The Fourth Hand | John Irving

Author's Nationality: American
Author's Original Name: John Wallace Blunt, Jr.
Original Language: English
Genre: Fiction
Pages: 352

I must have known somehow about how Patrick Wallingford lost his left hand prior to my post a couple of weeks ago on the opening line from the novel.  It gets eaten by a lion.  Okay, this is not really a spoiler... you find it out in the first chapter or two which leads me to believe that I've read a portion of this book before and put it down before completion.

I'm not going to say much about this book except that it pales in comparison to both "The World According to Garp" and "A Prayer for Owen Meany", both books I absolutely loved.

This book is about Patrick Wallingford, a ladies man and a journalist that loses his hand.  The novel is really a different type of love story where Patrick finally falls in love with a women who is not just some girl who wants to sleep with him (he's basically what some term as 'easy' and just waits to be approached by women because he's so good looking).  The book was plastered with sexuality, and some would say sexual perversion.  I suppose it's up to the reader to make a judgement call on that one - I will just say that I after a while I was thinking 'okay, Irving... enough with all this sex.  I don't want to read a Harlequin romance novel."

SPOILERS BEGIN HERE.

The premise is this:  Wallingford loses his hand to a lion.  He hates his job as a journalist because journalism is not what it used to be - it's smutty.  He sleeps around with women and has only two long term relationships.  Eventually, a woman out of nowhere offers her husband's hand as a transplant.  This man, Otto, eventually gets killed (accidentally by himself in typical Irving style) and his hand is surgically attached to Wallingford.  He impregnates this woman as a 'service' for the hand and now he has a baby with a woman that he 'loves' - this woman doesn't give him the time of day... she only cares about the hand.  She replaces the love of the hand for the child she bears (and thus, the hand doesn't have a reason for living anymore and eventually 'dies').  Wallingford finally gets fired from his job and eventually gets Otto's ex-wife to agree to marry him because she wants to try to love him.  Throw in a bunch of sex and that's it in a nutshell.

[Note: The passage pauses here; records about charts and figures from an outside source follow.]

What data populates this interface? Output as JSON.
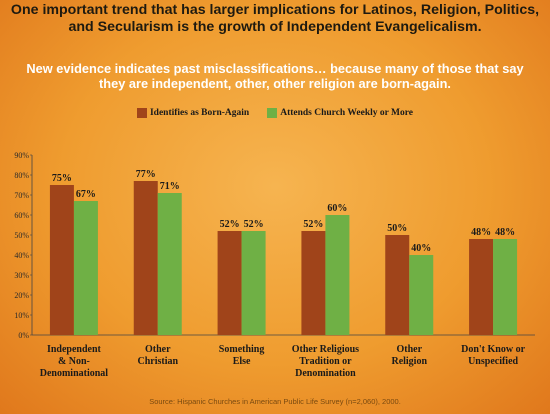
{
  "slide": {
    "headline": "One important trend that has larger implications for Latinos, Religion, Politics, and Secularism is the growth of Independent Evangelicalism.",
    "subline": "New evidence indicates past misclassifications… because many of those that say they are independent, other, other religion are born-again.",
    "source": "Source: Hispanic Churches in American Public Life Survey (n=2,060), 2000."
  },
  "colors": {
    "series1": "#a0441a",
    "series2": "#6fb045"
  },
  "chart_data": {
    "type": "bar",
    "title": "",
    "xlabel": "",
    "ylabel": "",
    "ylim": [
      0,
      90
    ],
    "yticks": [
      "0%",
      "10%",
      "20%",
      "30%",
      "40%",
      "50%",
      "60%",
      "70%",
      "80%",
      "90%"
    ],
    "grid": false,
    "legend": "top",
    "categories": [
      [
        "Independent",
        "& Non-",
        "Denominational"
      ],
      [
        "Other",
        "Christian"
      ],
      [
        "Something",
        "Else"
      ],
      [
        "Other Religious",
        "Tradition or",
        "Denomination"
      ],
      [
        "Other",
        "Religion"
      ],
      [
        "Don't Know or",
        "Unspecified"
      ]
    ],
    "series": [
      {
        "name": "Identifies as Born-Again",
        "values": [
          75,
          77,
          52,
          52,
          50,
          48
        ],
        "labels": [
          "75%",
          "77%",
          "52%",
          "52%",
          "50%",
          "48%"
        ]
      },
      {
        "name": "Attends Church Weekly or More",
        "values": [
          67,
          71,
          52,
          60,
          40,
          48
        ],
        "labels": [
          "67%",
          "71%",
          "52%",
          "60%",
          "40%",
          "48%"
        ]
      }
    ]
  }
}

I think all the sex* took away from the book, and while the love story was there and interesting (since it was atypical), the novel on the whole did very little for me.  It wasn't as funny as "A Prayer for Owen Meany" and it didn't have any strong messages that either Garp or Owen Meany had that I believe will stick with me.  The characters weren't really endearing and not a lot actually happened.  Let's just say that I wasn't impressed, and if I read another Irving novel it would probably be "The Cider House Rules" because I've heard that that's really the only other one that is a decent read.

Anyone else have opinions on Irving or this novel?

*Note: There is a good chart of Irving's reoccurring themes and sexual variations here: http://en.wikipedia.org/wiki/John_Irving

QUOTATIONS:
"...books, and sometimes movies, are more personal than that; they can be mutually appreciated, but the specific reasons for loving them cannot satisfactorily be shared." 322

"What do medical school students know about having lives?  They haven't had time to have lives." 347

1 comment:

Anonymous said...

I'm visiting from the Hop! I've read a lot of John Irving and think his new stuff just isn't nearly as good. Cider House, Garp, Hotel New Hampshire, and Owen Meany are the greats. I think I started this book and put it down.